Paris-based hospitality giant Accor built the 35-story Novotel in 1984 and owned it until 2012, when it sold the spot to Apollo Global Management (APO) and Chartres Lodging Group for about $94 million, The Real Deal reported. As part of the deal, Accor stayed on as the manager and the new owners embarked on a $118 million renovation of the property.

Apollo and Chartres sold the hotel two years later to London-based Millennium & Copthorne Hotels for $273.6 million in an all-cash deal, with Accor remaining on as the manager, Commercial Observer previously reported.

As the coronavirus pandemic kept travelers confined to their homes, the Novotel first shuttered its doors on March 15 and furloughed 137 of its workers, according to the WARN Act filing.
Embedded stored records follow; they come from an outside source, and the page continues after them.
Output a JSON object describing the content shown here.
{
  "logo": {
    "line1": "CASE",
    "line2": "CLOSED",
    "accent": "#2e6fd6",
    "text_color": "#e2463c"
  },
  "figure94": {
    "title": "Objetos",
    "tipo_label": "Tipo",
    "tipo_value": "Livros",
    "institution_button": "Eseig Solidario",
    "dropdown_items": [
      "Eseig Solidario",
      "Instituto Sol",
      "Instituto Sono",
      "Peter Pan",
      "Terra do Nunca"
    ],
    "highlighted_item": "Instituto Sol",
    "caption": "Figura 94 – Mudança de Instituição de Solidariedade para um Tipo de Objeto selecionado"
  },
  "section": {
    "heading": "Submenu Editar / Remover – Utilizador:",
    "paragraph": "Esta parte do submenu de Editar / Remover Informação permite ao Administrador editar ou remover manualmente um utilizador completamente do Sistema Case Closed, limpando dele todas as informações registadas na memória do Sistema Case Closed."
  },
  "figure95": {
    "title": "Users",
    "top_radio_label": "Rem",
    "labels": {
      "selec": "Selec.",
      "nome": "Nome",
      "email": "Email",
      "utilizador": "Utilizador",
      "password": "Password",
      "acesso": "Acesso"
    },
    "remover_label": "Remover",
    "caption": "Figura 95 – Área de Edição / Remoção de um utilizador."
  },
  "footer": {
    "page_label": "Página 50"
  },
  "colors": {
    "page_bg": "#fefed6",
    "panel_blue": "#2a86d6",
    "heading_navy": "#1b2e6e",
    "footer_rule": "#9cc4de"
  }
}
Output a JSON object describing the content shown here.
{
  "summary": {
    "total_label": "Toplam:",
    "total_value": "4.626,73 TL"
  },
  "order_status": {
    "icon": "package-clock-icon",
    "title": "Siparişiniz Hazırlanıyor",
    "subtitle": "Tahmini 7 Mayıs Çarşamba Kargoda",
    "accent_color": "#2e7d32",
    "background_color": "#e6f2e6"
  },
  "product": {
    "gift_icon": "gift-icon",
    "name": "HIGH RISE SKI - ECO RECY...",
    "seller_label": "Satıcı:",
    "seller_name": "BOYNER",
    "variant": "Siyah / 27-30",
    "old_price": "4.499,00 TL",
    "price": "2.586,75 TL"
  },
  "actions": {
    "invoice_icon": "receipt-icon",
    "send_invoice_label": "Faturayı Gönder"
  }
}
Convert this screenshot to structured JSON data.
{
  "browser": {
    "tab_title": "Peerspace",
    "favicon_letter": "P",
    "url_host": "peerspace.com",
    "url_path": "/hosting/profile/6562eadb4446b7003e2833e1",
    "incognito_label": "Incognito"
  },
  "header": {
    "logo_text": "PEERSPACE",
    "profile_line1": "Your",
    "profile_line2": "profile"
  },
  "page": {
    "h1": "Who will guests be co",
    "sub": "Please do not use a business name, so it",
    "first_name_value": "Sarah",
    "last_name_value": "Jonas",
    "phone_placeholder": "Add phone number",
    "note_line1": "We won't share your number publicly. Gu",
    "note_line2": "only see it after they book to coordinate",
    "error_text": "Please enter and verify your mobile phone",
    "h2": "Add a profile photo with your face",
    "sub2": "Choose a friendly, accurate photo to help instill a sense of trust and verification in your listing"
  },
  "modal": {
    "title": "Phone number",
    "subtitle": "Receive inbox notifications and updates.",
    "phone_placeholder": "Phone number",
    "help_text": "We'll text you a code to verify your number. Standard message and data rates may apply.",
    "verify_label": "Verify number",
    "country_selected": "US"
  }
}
It later laid off eight employees in July.

The Novotel joins a growing number of hotels around Manhattan that have permanently shuttered due to COVID-19. In September, the 44-story Hilton Times Square closed, and the next month, the landmarked Roosevelt Hotel in Midtown did the same.

As of September 2020, the latest numbers available, 58 percent of Manhattan’s 129,000 hotel rooms were still closed with 2,700 expected never to reopen, according to a report from PricewaterhouseCoopers

Hotel occupancy fell to 32.5 percent for the week ending on Dec. 26, its lowest level since early May, and a 33 percent drop from the same time in 2019, according to STR.

The city went through a hotel building boom in recent years — growing from about 97,500 rooms in 2015 to about 138,000 before COVID hit — leaving many concerned about what will become of the large, empty buildings once closed.

“They employ lots of people, and they are a big part of our economy,” Councilman Keith Powers, whose district includes hotel hot spot Midtown, previously told CO. “They’re a foothold to the middle class for many New Yorkers. They’re a sector we rely on.”

Update: This story has been updated with a statement from owner Millennium & Copthorne Hotels saying it will reopen the hotel under a new brand.